Cerebral Hemispheres- The cerebral hemispheres are the highest level of the nervous system. The right hemisphere controls the left side of the body, while the left hemisphere controls the right side of the body.

Diencephalon- The diencephalon is the area above the brain stem containing the thalamus, hypothalamus, pituitary gland, an the pineal gland.

Brain Stem- The brain stem regulates heart rate, breathing, sleeping, and eating.

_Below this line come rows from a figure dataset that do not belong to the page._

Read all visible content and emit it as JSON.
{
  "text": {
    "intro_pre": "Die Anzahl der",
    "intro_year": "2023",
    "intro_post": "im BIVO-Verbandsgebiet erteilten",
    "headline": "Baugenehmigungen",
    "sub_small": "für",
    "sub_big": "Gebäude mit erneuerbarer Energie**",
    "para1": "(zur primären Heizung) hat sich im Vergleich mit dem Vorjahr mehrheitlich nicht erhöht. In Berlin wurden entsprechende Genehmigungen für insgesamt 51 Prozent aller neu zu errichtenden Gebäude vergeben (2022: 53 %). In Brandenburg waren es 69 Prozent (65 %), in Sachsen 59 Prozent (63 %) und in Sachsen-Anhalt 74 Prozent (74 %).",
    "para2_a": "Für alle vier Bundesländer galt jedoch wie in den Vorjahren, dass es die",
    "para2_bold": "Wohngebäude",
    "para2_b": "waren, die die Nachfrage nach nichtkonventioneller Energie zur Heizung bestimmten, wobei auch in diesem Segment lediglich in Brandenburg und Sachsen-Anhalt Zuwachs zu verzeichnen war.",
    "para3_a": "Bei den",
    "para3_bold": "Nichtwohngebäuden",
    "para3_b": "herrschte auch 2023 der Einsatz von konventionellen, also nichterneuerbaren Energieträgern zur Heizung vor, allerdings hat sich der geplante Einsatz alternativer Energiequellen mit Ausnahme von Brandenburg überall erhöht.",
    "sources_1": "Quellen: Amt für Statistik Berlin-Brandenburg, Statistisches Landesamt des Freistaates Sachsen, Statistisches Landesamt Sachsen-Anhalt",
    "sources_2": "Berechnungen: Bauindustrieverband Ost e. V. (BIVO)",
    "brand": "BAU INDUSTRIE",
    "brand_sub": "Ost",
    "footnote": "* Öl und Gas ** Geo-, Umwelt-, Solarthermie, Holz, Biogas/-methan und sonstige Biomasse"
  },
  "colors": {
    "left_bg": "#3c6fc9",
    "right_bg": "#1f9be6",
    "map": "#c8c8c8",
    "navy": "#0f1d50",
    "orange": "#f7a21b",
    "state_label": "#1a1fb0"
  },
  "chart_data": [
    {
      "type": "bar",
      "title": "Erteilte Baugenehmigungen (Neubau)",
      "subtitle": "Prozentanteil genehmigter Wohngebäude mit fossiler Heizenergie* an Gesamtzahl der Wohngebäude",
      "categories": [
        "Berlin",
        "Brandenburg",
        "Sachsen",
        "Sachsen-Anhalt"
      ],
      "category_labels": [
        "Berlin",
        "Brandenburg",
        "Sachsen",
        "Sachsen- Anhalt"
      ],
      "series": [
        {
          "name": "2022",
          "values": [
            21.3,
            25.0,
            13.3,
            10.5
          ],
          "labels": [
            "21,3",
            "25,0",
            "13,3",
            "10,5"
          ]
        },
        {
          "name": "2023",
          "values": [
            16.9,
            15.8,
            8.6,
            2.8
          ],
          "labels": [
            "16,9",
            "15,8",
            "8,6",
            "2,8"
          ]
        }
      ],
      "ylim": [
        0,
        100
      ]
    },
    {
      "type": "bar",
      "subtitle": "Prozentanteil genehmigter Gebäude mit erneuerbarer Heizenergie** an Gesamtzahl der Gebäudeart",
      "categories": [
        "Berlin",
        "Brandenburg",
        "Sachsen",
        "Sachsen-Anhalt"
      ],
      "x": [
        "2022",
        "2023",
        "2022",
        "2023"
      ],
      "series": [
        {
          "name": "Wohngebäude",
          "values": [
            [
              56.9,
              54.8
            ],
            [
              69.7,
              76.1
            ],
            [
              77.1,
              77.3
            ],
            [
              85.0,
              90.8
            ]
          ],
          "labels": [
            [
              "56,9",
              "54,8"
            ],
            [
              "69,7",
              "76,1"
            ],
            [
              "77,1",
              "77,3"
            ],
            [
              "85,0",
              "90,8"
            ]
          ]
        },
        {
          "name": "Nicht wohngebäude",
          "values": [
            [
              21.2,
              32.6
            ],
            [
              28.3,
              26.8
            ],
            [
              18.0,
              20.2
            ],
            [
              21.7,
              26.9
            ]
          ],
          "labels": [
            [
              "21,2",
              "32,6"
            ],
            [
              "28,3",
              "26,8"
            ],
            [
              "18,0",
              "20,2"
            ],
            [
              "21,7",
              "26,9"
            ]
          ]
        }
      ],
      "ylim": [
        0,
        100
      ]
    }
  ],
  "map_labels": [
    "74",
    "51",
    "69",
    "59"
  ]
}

Cerebellum- The cerebellum controls basic motor functions of the body.

Major Disorders

Parkinson's Disease (PD)

Parkinson's disease or PD is the difficulty in body movement due to the lack of the brain producing dopamine. Symptoms include trembling hands, stiffness in the arms legs and torso, and poor balance. This disease can be controlled but not cured.

Alzheimer's Disease

Alzheimer's disease is a genetic disease caused by dementia. It is the deterioration of nerves in your brain causing severe memory loss.

Reproductive System

The reproductive system is responsible for producing new life through sexual reproduction.

Spermatogenesis

Spermatogenesis is the process in which male sperm are created from male primordial cells by mitosis or meiosis.

Oogenesis

Oogenesis is the production and growth of the immature egg in the female reproductive track.

Major Disorders

Virilization

Virilization is the hormonal imbalance in females that causes male characteristics to be present. The main symptom is excessive body hair and it can be cured through medication.

Prostate Cancer

Prostate cancer is just as it sounds, cancer of the prostate. It is the most common cancer in men and can be cured like any other known cancer.